On August 6, 2010, Chronicle.com writer Goldie Blumenstyk headlined, "Kaplan Suspends Enrollment at Campuses Where Federal Investigators Found Recruiting Abuses," saying:
Two campuses were involved, one in Florida "where undercover government investigators posing as applicants encountered admissions officers who lied about the college's accreditation and admissions-test proctors who coached the investigators on the answers." Recruiters also "scolded and mocked them for being hesitant to take out government-subsidized loans" for tuition.
Encounters were videotaped and played at an August Senate hearing. Kaplan executives did a poor Claude Rains imitation - he as Captain Renault in Casablanca, saying he was shocked, shocked about what he knew was going on. Kaplan officials disingenuously said they were "sickened" about apparent practices endemic throughout its system for years.
They've been accused many times before. At least four pending former employee lawsuits raise similar allegations as the government's. As of June 2010, Kaplan had over 112,000 students enrolled, an 18% increase over the previous year, many easy pickings to rip off for more profits ahead, even in a dire economy.

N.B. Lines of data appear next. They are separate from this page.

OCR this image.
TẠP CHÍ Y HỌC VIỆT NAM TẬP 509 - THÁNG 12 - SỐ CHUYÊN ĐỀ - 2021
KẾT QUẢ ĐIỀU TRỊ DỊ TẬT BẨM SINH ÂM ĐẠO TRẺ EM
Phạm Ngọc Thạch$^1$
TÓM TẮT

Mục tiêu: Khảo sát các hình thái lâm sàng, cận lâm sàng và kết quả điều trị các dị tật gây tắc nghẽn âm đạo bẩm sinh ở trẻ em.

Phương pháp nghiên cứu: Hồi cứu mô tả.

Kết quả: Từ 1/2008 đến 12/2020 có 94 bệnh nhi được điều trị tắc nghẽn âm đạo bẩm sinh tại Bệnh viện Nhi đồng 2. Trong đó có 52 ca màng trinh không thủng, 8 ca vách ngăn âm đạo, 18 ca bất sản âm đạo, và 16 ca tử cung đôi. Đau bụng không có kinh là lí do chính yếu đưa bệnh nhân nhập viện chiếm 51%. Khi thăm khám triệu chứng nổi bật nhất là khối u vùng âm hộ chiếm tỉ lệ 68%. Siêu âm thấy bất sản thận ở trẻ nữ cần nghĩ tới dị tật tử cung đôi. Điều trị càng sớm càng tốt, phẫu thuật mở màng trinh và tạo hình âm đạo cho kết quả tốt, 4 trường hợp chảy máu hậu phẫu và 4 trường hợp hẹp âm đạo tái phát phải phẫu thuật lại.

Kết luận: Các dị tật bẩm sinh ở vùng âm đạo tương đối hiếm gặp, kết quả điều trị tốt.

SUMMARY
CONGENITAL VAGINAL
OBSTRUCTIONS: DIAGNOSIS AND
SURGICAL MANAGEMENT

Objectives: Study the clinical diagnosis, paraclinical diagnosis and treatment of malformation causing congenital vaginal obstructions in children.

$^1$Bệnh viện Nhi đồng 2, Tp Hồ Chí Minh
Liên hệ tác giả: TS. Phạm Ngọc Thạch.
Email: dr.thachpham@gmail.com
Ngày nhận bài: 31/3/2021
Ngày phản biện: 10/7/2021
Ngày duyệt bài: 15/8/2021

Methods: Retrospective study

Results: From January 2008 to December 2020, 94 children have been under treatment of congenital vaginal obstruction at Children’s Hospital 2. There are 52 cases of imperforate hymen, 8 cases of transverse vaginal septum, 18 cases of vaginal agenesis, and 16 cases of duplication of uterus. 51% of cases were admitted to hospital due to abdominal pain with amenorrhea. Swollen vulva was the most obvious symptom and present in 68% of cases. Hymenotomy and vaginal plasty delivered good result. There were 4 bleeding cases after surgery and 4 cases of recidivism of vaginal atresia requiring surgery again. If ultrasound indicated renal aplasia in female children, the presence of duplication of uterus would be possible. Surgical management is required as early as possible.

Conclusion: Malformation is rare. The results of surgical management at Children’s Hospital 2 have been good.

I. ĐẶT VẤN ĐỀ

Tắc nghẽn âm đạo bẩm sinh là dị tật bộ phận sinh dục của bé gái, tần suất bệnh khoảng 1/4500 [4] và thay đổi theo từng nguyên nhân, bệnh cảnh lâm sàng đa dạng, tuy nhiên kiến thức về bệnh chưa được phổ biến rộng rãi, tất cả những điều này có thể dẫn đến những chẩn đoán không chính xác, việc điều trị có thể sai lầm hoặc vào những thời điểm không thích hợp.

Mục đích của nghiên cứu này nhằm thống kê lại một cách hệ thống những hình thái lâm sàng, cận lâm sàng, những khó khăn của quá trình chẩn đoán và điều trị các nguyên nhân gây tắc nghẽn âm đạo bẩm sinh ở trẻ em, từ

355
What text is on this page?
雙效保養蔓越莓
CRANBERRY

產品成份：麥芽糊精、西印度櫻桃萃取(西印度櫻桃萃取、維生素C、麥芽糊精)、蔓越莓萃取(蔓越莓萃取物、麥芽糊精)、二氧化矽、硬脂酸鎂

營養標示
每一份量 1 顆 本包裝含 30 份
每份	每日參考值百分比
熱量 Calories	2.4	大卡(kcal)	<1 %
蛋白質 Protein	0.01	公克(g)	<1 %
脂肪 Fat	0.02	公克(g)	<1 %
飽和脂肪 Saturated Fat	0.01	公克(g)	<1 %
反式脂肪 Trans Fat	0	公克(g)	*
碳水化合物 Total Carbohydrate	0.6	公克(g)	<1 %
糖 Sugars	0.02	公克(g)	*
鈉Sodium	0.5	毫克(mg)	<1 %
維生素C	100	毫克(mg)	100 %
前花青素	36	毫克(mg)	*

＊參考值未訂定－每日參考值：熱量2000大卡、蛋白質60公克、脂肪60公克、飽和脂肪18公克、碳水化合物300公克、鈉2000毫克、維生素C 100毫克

In his Daily Censored article, Weil explained that Kaplan enrolls poor and low-income students on federal loans, leaving them "indebted and unemployed." A whistleblower exposed the scheme - how hundreds of unsuspecting students are recruited, then abandoned in debt.
Students enrolled in the "CHI/Kaplan Surgical Technology Program....were purposely not being told (that) externship (clinical experience) sites, required for the....program would not be available." If true, it amounts to "concealment fraud, overt misrepresentation and possible theft of Title IV funds."
Yet for years, students were enrolled for an annual tuition cost of around $24,000. "When the fraud was detected....hundreds of students (couldn't) finish their programs and had their personal lives and credit history ruined."